Here in the northeast/midatlantic, we have an automatic toll collection system known as E-Z Pass:
E-ZPass® is an electronic toll collection system, which takes cash, coins and toll tickets out of the toll collection process. Instead, drivers establish an account, prepay tolls and attach a small electronic device to their vehicles. Tolls are automatically deducted from the prepaid account as an E-ZPass® customer passes through the toll lane.
I’ve used the E-Z Pass system since its inception, and cannot envision myself sitting on line to pay a toll ever again. In that regard, it is a godsend.

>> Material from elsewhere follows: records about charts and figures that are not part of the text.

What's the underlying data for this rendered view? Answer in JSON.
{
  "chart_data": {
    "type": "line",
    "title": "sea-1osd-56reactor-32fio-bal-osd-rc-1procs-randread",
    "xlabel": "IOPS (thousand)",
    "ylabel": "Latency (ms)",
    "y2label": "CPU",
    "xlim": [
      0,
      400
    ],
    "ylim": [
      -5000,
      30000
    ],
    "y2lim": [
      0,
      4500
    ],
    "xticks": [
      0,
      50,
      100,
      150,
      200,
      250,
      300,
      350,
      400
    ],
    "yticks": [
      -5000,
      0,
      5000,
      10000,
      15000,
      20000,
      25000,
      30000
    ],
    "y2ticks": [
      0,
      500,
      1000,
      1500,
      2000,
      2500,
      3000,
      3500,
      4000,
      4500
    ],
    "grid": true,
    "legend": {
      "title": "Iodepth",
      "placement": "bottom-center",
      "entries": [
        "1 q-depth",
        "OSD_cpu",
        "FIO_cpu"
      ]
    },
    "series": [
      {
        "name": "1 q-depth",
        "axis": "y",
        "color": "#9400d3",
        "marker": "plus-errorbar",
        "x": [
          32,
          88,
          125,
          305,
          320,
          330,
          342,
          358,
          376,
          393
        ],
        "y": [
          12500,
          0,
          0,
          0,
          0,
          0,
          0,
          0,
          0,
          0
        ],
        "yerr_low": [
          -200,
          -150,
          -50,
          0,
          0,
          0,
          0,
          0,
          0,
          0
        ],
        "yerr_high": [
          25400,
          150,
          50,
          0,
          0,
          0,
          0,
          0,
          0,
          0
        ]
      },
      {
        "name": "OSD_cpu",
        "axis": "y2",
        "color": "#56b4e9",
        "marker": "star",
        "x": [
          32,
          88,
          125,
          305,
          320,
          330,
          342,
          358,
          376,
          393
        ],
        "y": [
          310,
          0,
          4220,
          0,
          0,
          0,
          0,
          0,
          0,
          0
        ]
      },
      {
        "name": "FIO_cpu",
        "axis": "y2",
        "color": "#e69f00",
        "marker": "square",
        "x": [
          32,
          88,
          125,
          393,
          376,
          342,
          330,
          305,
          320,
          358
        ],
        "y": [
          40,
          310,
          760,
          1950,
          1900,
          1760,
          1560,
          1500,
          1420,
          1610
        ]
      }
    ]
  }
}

I have, however, often wondered when law enforcement might begin to use the E-Z Pass system to target speeders. Say, for example you enter an E-Z Pass enabled highway at Point X and exit the highway at Point Y. The distance between Point X and Point Y is 80 miles, but you traveled that distance in only an hour. Could be a problem, as the E-Z Pass system knows when and where you entered and when and where you exited. This seems to me like a no-brainer for law enforcement — and it’s indisputable (absent mechanical error) that you averaged 80 MPH.

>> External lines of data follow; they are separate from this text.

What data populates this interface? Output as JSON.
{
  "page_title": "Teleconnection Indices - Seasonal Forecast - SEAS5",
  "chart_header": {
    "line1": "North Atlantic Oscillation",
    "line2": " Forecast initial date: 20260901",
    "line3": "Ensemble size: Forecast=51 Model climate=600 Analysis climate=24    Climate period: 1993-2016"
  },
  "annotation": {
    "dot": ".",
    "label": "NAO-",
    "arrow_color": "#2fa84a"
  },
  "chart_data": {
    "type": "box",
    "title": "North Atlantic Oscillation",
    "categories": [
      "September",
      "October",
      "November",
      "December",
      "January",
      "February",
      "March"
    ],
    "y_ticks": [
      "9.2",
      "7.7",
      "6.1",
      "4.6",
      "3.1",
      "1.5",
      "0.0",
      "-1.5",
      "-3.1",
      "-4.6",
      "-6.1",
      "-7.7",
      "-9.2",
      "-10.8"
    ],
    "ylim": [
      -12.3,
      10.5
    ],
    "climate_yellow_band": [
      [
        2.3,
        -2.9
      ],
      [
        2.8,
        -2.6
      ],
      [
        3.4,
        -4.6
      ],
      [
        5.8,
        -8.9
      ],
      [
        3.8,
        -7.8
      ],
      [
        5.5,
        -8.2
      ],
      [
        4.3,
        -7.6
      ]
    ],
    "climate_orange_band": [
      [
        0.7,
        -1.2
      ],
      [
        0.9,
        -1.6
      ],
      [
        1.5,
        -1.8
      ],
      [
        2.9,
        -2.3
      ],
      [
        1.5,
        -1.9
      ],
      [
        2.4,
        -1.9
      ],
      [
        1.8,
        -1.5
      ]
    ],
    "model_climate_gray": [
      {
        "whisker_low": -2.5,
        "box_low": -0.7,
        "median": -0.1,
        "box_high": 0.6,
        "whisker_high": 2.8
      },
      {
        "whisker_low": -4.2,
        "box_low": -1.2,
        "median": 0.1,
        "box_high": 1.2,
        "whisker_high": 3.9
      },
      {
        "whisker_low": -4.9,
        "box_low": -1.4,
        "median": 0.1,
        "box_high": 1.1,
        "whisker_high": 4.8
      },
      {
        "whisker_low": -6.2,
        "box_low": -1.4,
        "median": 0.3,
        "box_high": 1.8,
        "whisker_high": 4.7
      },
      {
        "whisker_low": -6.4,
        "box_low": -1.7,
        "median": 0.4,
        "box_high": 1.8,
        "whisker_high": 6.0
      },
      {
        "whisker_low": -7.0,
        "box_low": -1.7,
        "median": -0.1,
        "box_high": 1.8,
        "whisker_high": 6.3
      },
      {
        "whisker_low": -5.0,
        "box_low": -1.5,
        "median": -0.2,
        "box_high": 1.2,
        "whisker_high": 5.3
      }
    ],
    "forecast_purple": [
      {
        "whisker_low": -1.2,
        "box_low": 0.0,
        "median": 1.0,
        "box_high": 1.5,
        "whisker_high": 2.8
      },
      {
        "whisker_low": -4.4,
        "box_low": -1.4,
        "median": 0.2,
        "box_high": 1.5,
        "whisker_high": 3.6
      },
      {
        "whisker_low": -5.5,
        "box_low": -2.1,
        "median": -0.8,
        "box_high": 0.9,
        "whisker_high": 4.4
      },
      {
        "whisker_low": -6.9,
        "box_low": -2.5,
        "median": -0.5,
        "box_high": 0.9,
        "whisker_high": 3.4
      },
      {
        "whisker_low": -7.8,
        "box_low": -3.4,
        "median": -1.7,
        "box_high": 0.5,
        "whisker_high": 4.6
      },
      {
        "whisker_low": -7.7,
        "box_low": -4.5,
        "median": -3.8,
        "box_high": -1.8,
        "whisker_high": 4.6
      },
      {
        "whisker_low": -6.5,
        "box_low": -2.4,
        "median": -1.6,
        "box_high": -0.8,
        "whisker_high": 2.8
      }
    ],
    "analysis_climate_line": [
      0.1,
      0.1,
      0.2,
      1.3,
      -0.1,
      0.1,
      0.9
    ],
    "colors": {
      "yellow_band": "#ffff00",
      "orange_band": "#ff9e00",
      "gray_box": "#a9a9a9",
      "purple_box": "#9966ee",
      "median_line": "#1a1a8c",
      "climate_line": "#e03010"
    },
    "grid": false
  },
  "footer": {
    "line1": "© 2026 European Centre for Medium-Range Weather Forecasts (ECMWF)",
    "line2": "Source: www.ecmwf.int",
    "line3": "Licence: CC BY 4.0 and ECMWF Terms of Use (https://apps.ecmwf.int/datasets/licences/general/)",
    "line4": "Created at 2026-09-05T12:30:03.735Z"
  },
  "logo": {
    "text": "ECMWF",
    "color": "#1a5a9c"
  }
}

And, indeed, as I poked around the interwebs today, I came across the following Orwellian Q & A at the Insurance Institute for Highway Safety (emphasis in the answer is mine). It appears that point-to-point is, in fact, becoming a reality (via camera now, perhaps via systems like E-Z Pass soon) and, even scarier, there is another system being examined that could work to remotely slow your vehicle down:
21. Are there other technologies that could aid in enforcing speed limits in both urban and suburban areas?
Two emerging technologies are being used to enforce speed limits. Intelligent speed adaptation links a position of the traveling vehicle via Global Positioning System (GPS) technology and computerized maps with speed limits to determine if the vehicle is speeding. The system may work as an advisory system for the driver or an intervention system that automatically reduces the vehicle’s speed to comply with the speed limit. Point-to-point speed camera technology records the time it takes a vehicle to travel between two camera locations to compute an average speed and compare it to the posted speed limit. This system uses optical recognition technology to match the two photographed vehicle license plates. Point-to-point speed cameras are being used to enforce the speed limit on the Hume Freeway in Victoria, Australia. In the UK, point-to-point speed camera systems are known as “Distributed Average Speed” camera systems and have received government approval.
On a somewhat related note, I’ve read several stories about GPS-enabled trucks hitting overpasses because the drivers were navigating via the device without regard for the limitations of the roadways (which are always posted) that were being suggested. It happens in my neck of the woods fairly frequently (many of the roads and overpasses are ancient), and GPS-navigation is usually at the root of the problem. Unintended consequences.